個人的には沼津アルプスは、奥の方が好みです。巨岩やロープ、高度感のある梯子、細いトラバースなどアスレチックのようです。また整備も最低限にしかされておらず、その山域の持ち味といいますか、苔むしたり、木の根っこで覆われた巨岩があるため、どこか秘境のようでした。

虎ロープで固定されただけの梯子です。ここはまだ序の口です。

斜度のある岩をロープを使って登ります。岩に凹凸があるので難しくはありませんが、今まではこんな場所ありませんでした。

富士山の展望もたまに見えます。個人的には香貫山見晴台から見る富士山が1番でした。2番目はこれから向かう大嵐山(日守山)からの富士山です。狩野川と一緒に撮影できます。

トラバース道を進んでいくと、奥に長い梯子が見えます。斜面が崩れた場所に長いロープが用意されており、本日の1番手強い難所です。ただ右に別のルートがあるようなので、そっちに行ってみました。

岩に立てかけられたような長い梯子が待っていました。虎ロープだけで固定されているようで、乱暴に扱うのは危険です。慎重に登ります。登り切った先の足場は狭く、高度感がありました。

槍ヶ岳の山頂から梯子を降りる時の角度に似ているかもしれません。こちらは、梯子が軋み、揺れるので、より楽しいと思います。

金山と呼ばれるコルは、コルと呼ばれる名の通り、山と山の間にある鞍部(底)かと思いきや、そんな感じはしませんでした。
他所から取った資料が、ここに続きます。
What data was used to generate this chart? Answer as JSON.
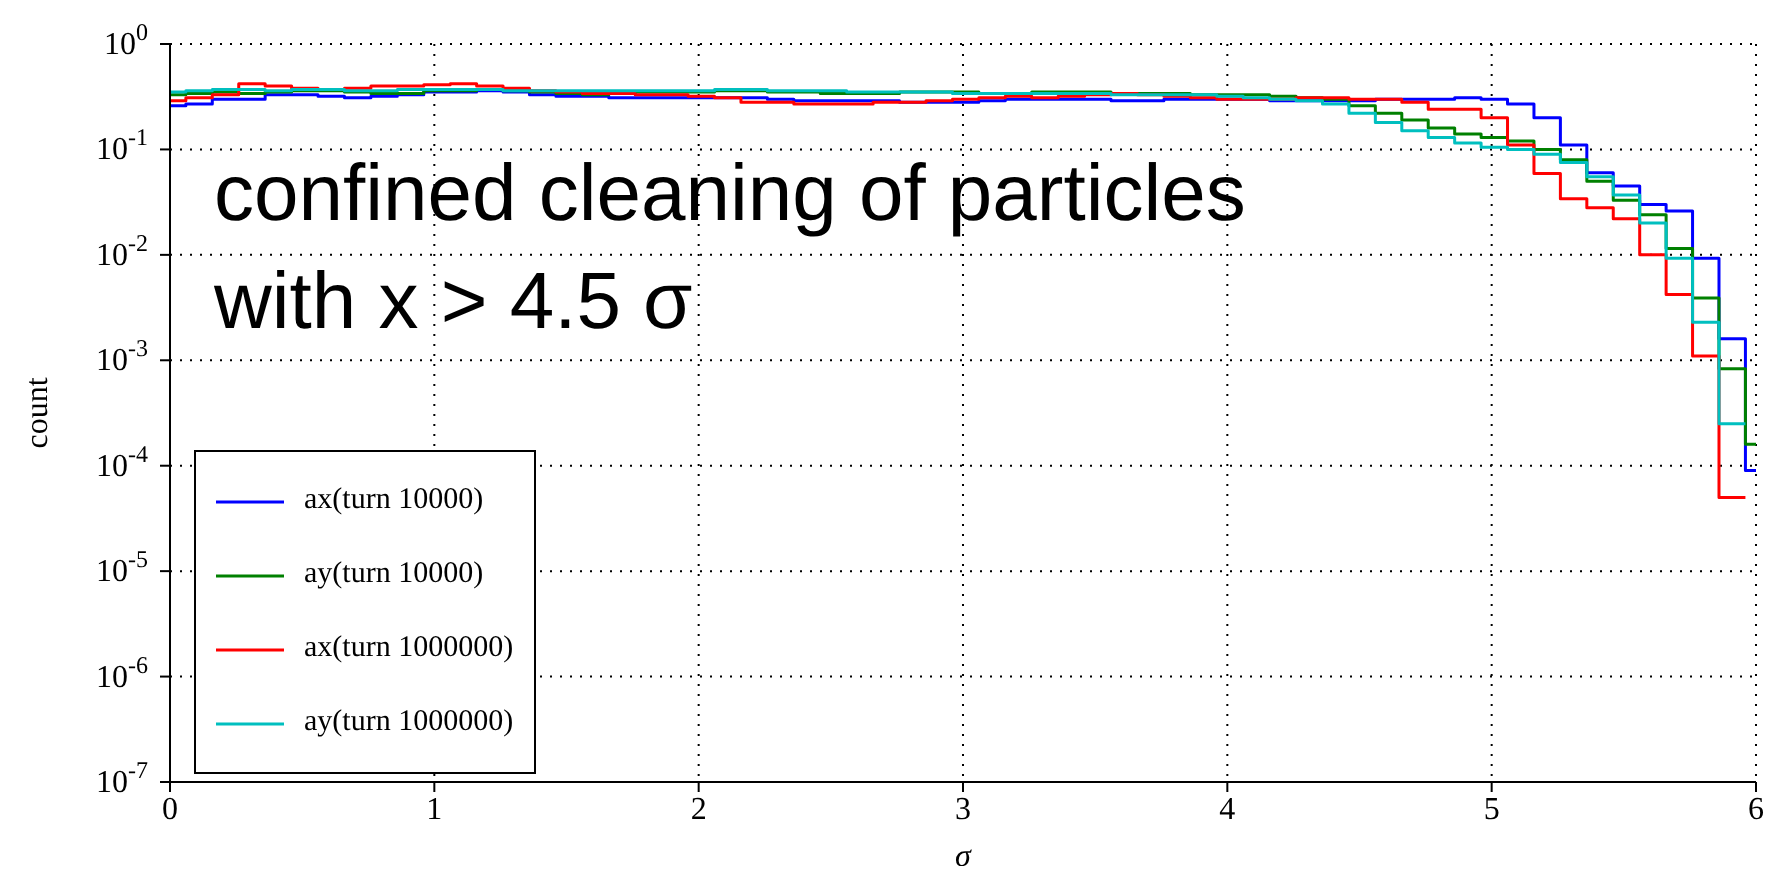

コルクの産地?それとも肩がコル?ここ掘れワンワン、黄金小判ザックザックの金山なら良いのに。

目新しいものは特にないまま歩みを続けていきます。今年もあと少しということで、今年デビューしたことを思い返します。まずは食虫植物を育て始めました。

セファロタスというオーストラリア原産の1属1種です。適当に腰水だけやって放置していたら、捕虫葉がいつの間にか沢山増えてました。食虫食虫はいじりすぎないのが大切みたいです。普段は飽きっぽく、周期的に熱中する性格には合っているかもしれません。

突然、柵が出現しました。私がやって来たのは柵の向こう側からです。どうやら私がいたエリアは所有者の許可が必要と書かれています。今までそんな看板に遭遇していないので、もし逆ルートを歩く場合、ここの注意書きは無視して中に侵入して良いように思います。他に縦走路はないです。

柵を超えると、そこは公園になります。すぐに大嵐山(日守山)の山頂に到着しました。公園のような広場になってます。夕暮れ時の展望はいつ見ても飽きないものです。とある同様に「夕焼け小焼け」の歌詞がありますが、「小焼け」とは特に意味はなく、夕焼けの音と相性が良い音だから、小焼けと歌われているようです。Blur blur blur...

小さな子供が母親と連れられて山頂に来ていましたが、その親子が来た道とは別の道を歩きます。奥沼津アルプスは別のルートでまだ続いています。ここからの登山道も所有者の許可が必要なようです。

大嵐山にいた時は、どこかの住宅街にある公園のような雰囲気だったのですが、またスリップしやすく傾斜が激しい登山道に連れ戻されました。広場にやって来た児童がよく分からず勝手に入ると危険なので、所有者の許可が必要となっているのだと推測しました。

これで最後の山頂である茶臼山に到着しました。大嵐山も含めると合計9つの山頂を縦走してきました。長くて険しくて、足が疲れる道のりでした。

無事に奥沼津アルプス石堂橋口(茶臼山登山口)へ下山できました。最寄り駅の原木駅までは歩いてすぐです。韮山反射炉へ行く時間がなかったのが心残りですが、また訪れる機会を頂けたと思うことにします。

今回歩いた距離は約15.6kmあり、合計の標高差は登りと下り両方とも1,350m程でした。これだけ歩けるなら、たいていの山は高山だろうが低山だろうが心配ないと思います。